AUDIE CORNISH, HOST:
All year, our friends at NPR Music spend an enviable amount of time sifting through new releases, looking for the best of the best. Now it’s time to look back. Which albums spoke to this moment, this year, with the most clarity and understanding? Well, one stands out above the rest. NPR Music’s album of the year is “Heaux Tales” from the Philadelphia-based singer Jazmine Sullivan.
(SOUNDBITE OF SONG, “PICK UP YOUR FEELINGS”)
JAZMINE SULLIVAN: (Singing) You say that I’ve been acting different, yeah. Funny how I finally flipped the script on you when you the one who’s double dipping, yeah. You so sloppy, how I caught you slipping up. You’re off the lease, run me my keys. No more popping up to hit it, yeah. I ain’t even got the miles to trip on you.
CORNISH: It’s an album that, as NPR’s Sidney Madden writes, breathes life into themes of love, sex and loss, granting grace to those who are usually stereotyped and disrespected. And Sidney is here to talk more. Welcome back, Sid.
SIDNEY MADDEN, BYLINE: Hey, Audie. Thanks for having me.
CORNISH: I don’t even know if we need to do the rest of the interview after that line.
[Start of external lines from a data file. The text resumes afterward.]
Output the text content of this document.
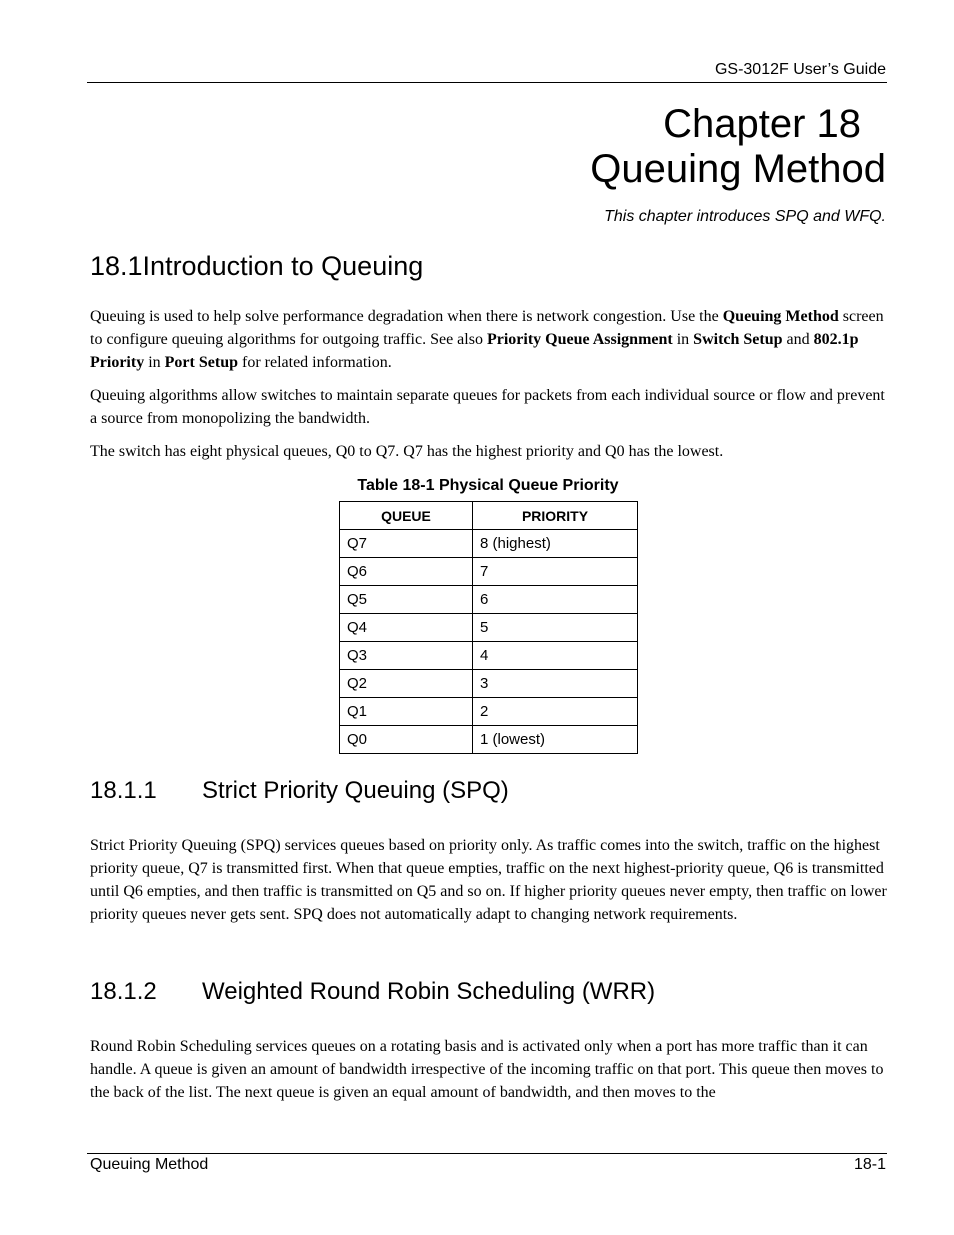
GS-3012F User’s Guide
Chapter 18
Queuing Method
This chapter introduces SPQ and WFQ.
18.1Introduction to Queuing

Queuing is used to help solve performance degradation when there is network congestion. Use the Queuing Method screen to configure queuing algorithms for outgoing traffic. See also Priority Queue Assignment in Switch Setup and 802.1p Priority in Port Setup for related information.

Queuing algorithms allow switches to maintain separate queues for packets from each individual source or flow and prevent a source from monopolizing the bandwidth.

The switch has eight physical queues, Q0 to Q7. Q7 has the highest priority and Q0 has the lowest.

Table 18-1 Physical Queue Priority
QUEUE	PRIORITY
Q7	8 (highest)
Q6	7
Q5	6
Q4	5
Q3	4
Q2	3
Q1	2
Q0	1 (lowest)
18.1.1 Strict Priority Queuing (SPQ)

Strict Priority Queuing (SPQ) services queues based on priority only. As traffic comes into the switch, traffic on the highest priority queue, Q7 is transmitted first. When that queue empties, traffic on the next highest-priority queue, Q6 is transmitted until Q6 empties, and then traffic is transmitted on Q5 and so on. If higher priority queues never empty, then traffic on lower priority queues never gets sent. SPQ does not automatically adapt to changing network requirements.

18.1.2 Weighted Round Robin Scheduling (WRR)

Round Robin Scheduling services queues on a rotating basis and is activated only when a port has more traffic than it can handle. A queue is given an amount of bandwidth irrespective of the incoming traffic on that port. This queue then moves to the back of the list. The next queue is given an equal amount of bandwidth, and then moves to the

Queuing Method	18-1
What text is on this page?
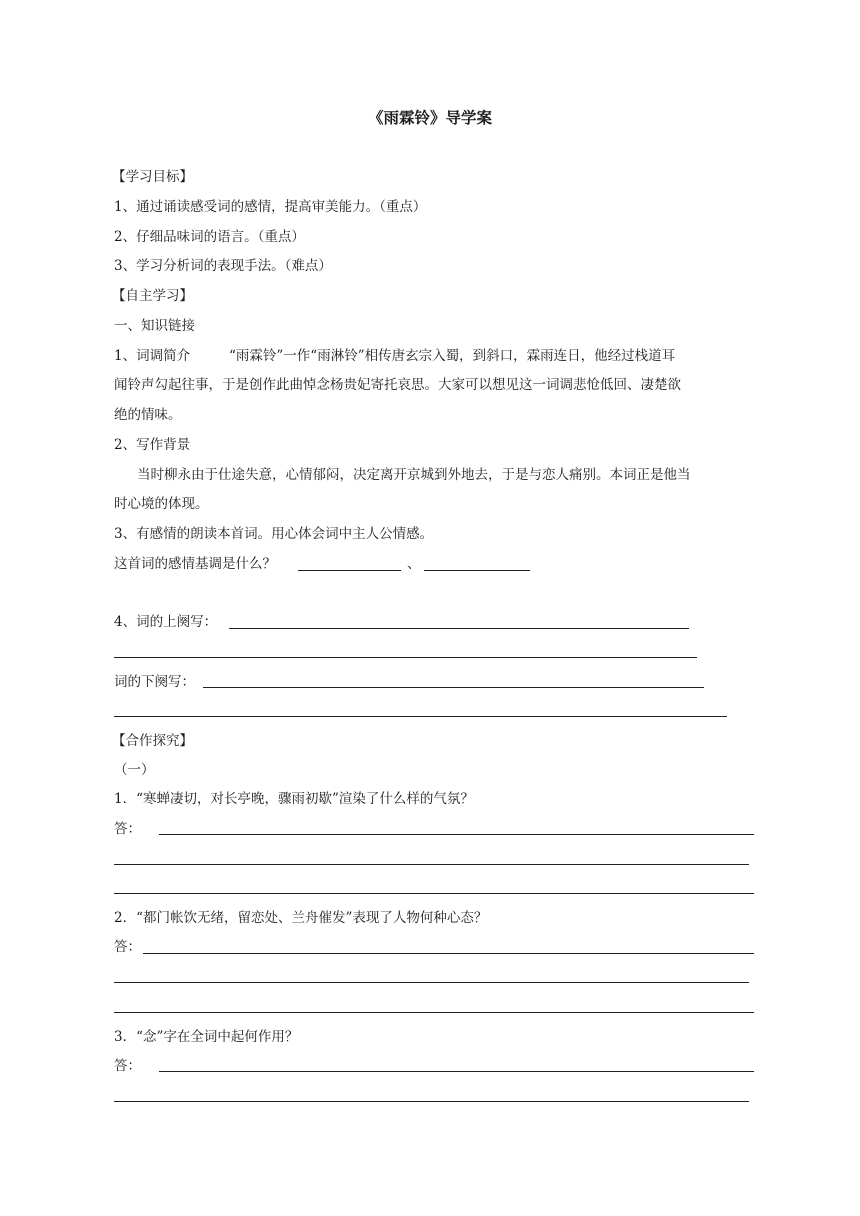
《雨霖铃》导学案
【学习目标】
1、通过诵读感受词的感情，提高审美能力。（重点）
2、仔细品味词的语言。（重点）
3、学习分析词的表现手法。（难点）
【自主学习】
一、知识链接
1、词调简介	“雨霖铃”一作“雨淋铃”相传唐玄宗入蜀，到斜口，霖雨连日，他经过栈道耳
闻铃声勾起往事，于是创作此曲悼念杨贵妃寄托哀思。大家可以想见这一词调悲怆低回、凄楚欲
绝的情味。
2、写作背景
当时柳永由于仕途失意，心情郁闷，决定离开京城到外地去，于是与恋人痛别。本词正是他当
时心境的体现。
3、有感情的朗读本首词。用心体会词中主人公情感。
这首词的感情基调是什么？	、
4、词的上阕写：
词的下阕写：
【合作探究】
（一）
1．“寒蝉凄切，对长亭晚，骤雨初歇”渲染了什么样的气氛？
答：
2．“都门帐饮无绪，留恋处、兰舟催发”表现了人物何种心态？
答：
3．“念”字在全词中起何作用？
答：
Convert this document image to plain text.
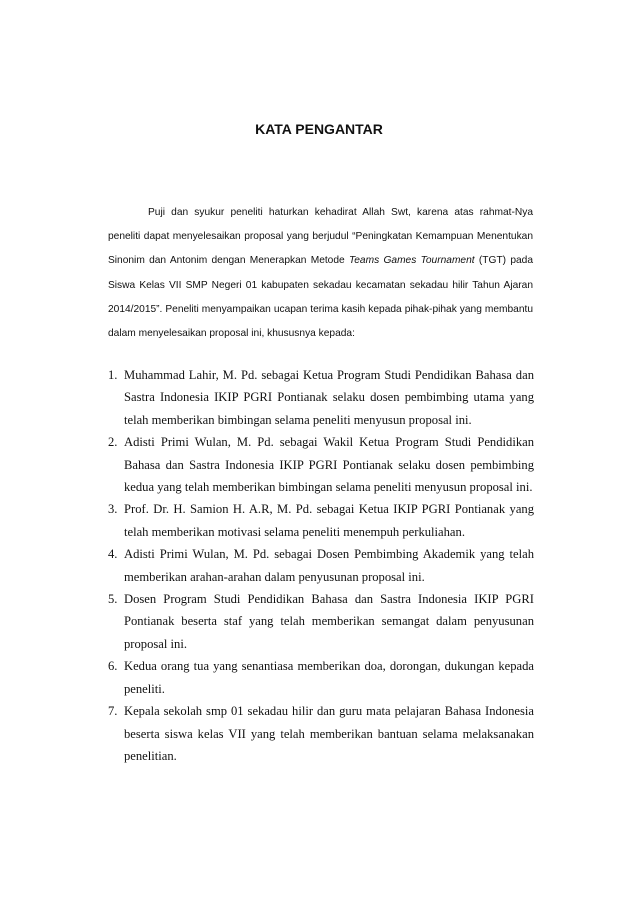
KATA PENGANTAR

Puji dan syukur peneliti haturkan kehadirat Allah Swt, karena atas rahmat-Nya peneliti dapat menyelesaikan proposal yang berjudul “Peningkatan Kemampuan Menentukan Sinonim dan Antonim dengan Menerapkan Metode Teams Games Tournament (TGT) pada Siswa Kelas VII SMP Negeri 01 kabupaten sekadau kecamatan sekadau hilir Tahun Ajaran 2014/2015”. Peneliti menyampaikan ucapan terima kasih kepada pihak-pihak yang membantu dalam menyelesaikan proposal ini, khususnya kepada:

1. Muhammad Lahir, M. Pd. sebagai Ketua Program Studi Pendidikan Bahasa dan Sastra Indonesia IKIP PGRI Pontianak selaku dosen pembimbing utama yang telah memberikan bimbingan selama peneliti menyusun proposal ini.
2. Adisti Primi Wulan, M. Pd. sebagai Wakil Ketua Program Studi Pendidikan Bahasa dan Sastra Indonesia IKIP PGRI Pontianak selaku dosen pembimbing kedua yang telah memberikan bimbingan selama peneliti menyusun proposal ini.
3. Prof. Dr. H. Samion H. A.R, M. Pd. sebagai Ketua IKIP PGRI Pontianak yang telah memberikan motivasi selama peneliti menempuh perkuliahan.
4. Adisti Primi Wulan, M. Pd. sebagai Dosen Pembimbing Akademik yang telah memberikan arahan-arahan dalam penyusunan proposal ini.
5. Dosen Program Studi Pendidikan Bahasa dan Sastra Indonesia IKIP PGRI Pontianak beserta staf yang telah memberikan semangat dalam penyusunan proposal ini.
6. Kedua orang tua yang senantiasa memberikan doa, dorongan, dukungan kepada peneliti.
7. Kepala sekolah smp 01 sekadau hilir dan guru mata pelajaran Bahasa Indonesia beserta siswa kelas VII yang telah memberikan bantuan selama melaksanakan penelitian.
That is a great review of this album. For listeners who aren’t familiar with Sullivan’s past work, tell us a little bit about her.
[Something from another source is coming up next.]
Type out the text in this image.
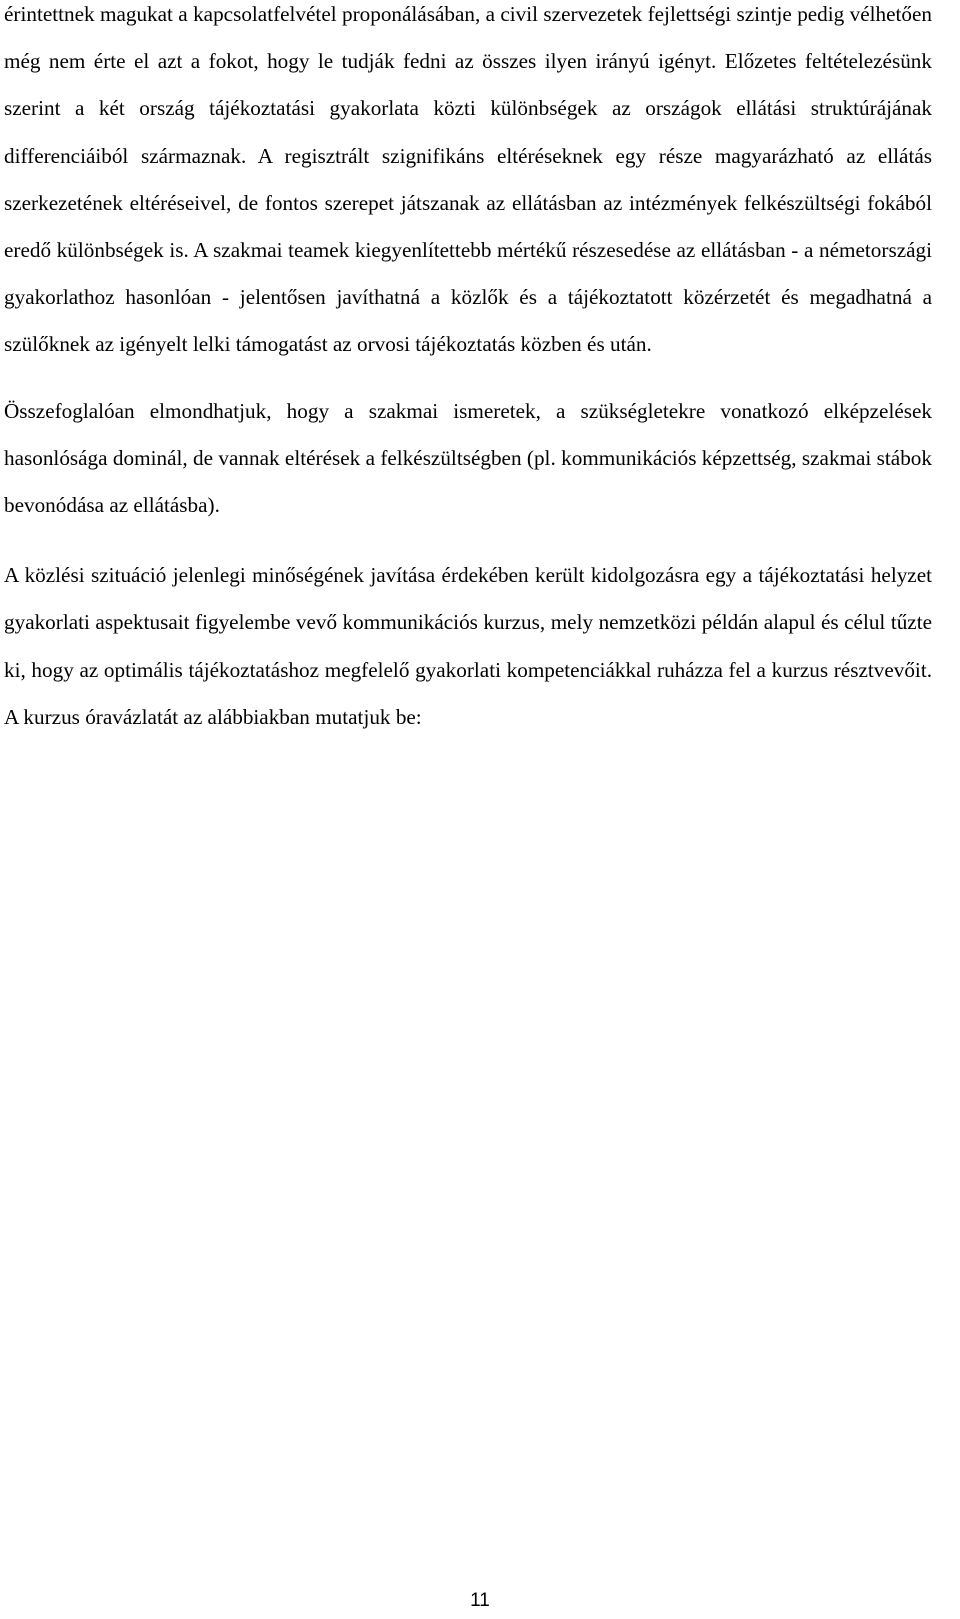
érintettnek magukat a kapcsolatfelvétel proponálásában, a civil szervezetek fejlettségi szintje pedig vélhetően még nem érte el azt a fokot, hogy le tudják fedni az összes ilyen irányú igényt. Előzetes feltételezésünk szerint a két ország tájékoztatási gyakorlata közti különbségek az országok ellátási struktúrájának differenciáiból származnak. A regisztrált szignifikáns eltéréseknek egy része magyarázható az ellátás szerkezetének eltéréseivel, de fontos szerepet játszanak az ellátásban az intézmények felkészültségi fokából eredő különbségek is. A szakmai teamek kiegyenlítettebb mértékű részesedése az ellátásban - a németországi gyakorlathoz hasonlóan - jelentősen javíthatná a közlők és a tájékoztatott közérzetét és megadhatná a szülőknek az igényelt lelki támogatást az orvosi tájékoztatás közben és után.

Összefoglalóan elmondhatjuk, hogy a szakmai ismeretek, a szükségletekre vonatkozó elképzelések hasonlósága dominál, de vannak eltérések a felkészültségben (pl. kommunikációs képzettség, szakmai stábok bevonódása az ellátásba).

A közlési szituáció jelenlegi minőségének javítása érdekében került kidolgozásra egy a tájékoztatási helyzet gyakorlati aspektusait figyelembe vevő kommunikációs kurzus, mely nemzetközi példán alapul és célul tűzte ki, hogy az optimális tájékoztatáshoz megfelelő gyakorlati kompetenciákkal ruházza fel a kurzus résztvevőit. A kurzus óravázlatát az alábbiakban mutatjuk be:

11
MADDEN: So Jazmine Sullivan, she’s a contemporary R&B powerhouse – and I cannot state that enough – powerhouse hailing from Philly. She’s been in the game for a long time, and people who are even not big fans of her probably know her single “Bust Your Windows” from her 2008 debut album, “Fearless.”
(SOUNDBITE OF SONG, “BUST YOUR WINDOWS”)
SULLIVAN: (Singing) I bust the windows out your car. And no, it didn’t mend my broken heart.
MADDEN: And that was kind of the song that solidified her as an amazing, incisive songwriter and vocalist, and it earned her her first Grammy nominations all the way back in 2008. And she’s definitely an R&B mainstay, and she’s influenced so many other artists in the R&B space since coming out in the early 2000s. But she’s also known as a recluse. She takes many years off in between albums. And in fact, “Heaux Tales” is her first album in six years.
CORNISH: So this is her first album in some years. And looking at the track listing, it’s a lot of women’s names, and I gather that there’s kind of a storytelling element to it. Can you talk about this album?
MADDEN: Yeah, absolutely. What makes “Heaux Tales” so unique in Jazmine’s discography and arguably her magnum opus, even after the six years off, is it has such a maternal and communal element to it. This project includes six spoken-word interludes that are recorded from her friends, her sister friends, Jazmine’s godmothers, her aunts – basically the Black women in her life who make Jazmine Jazmine.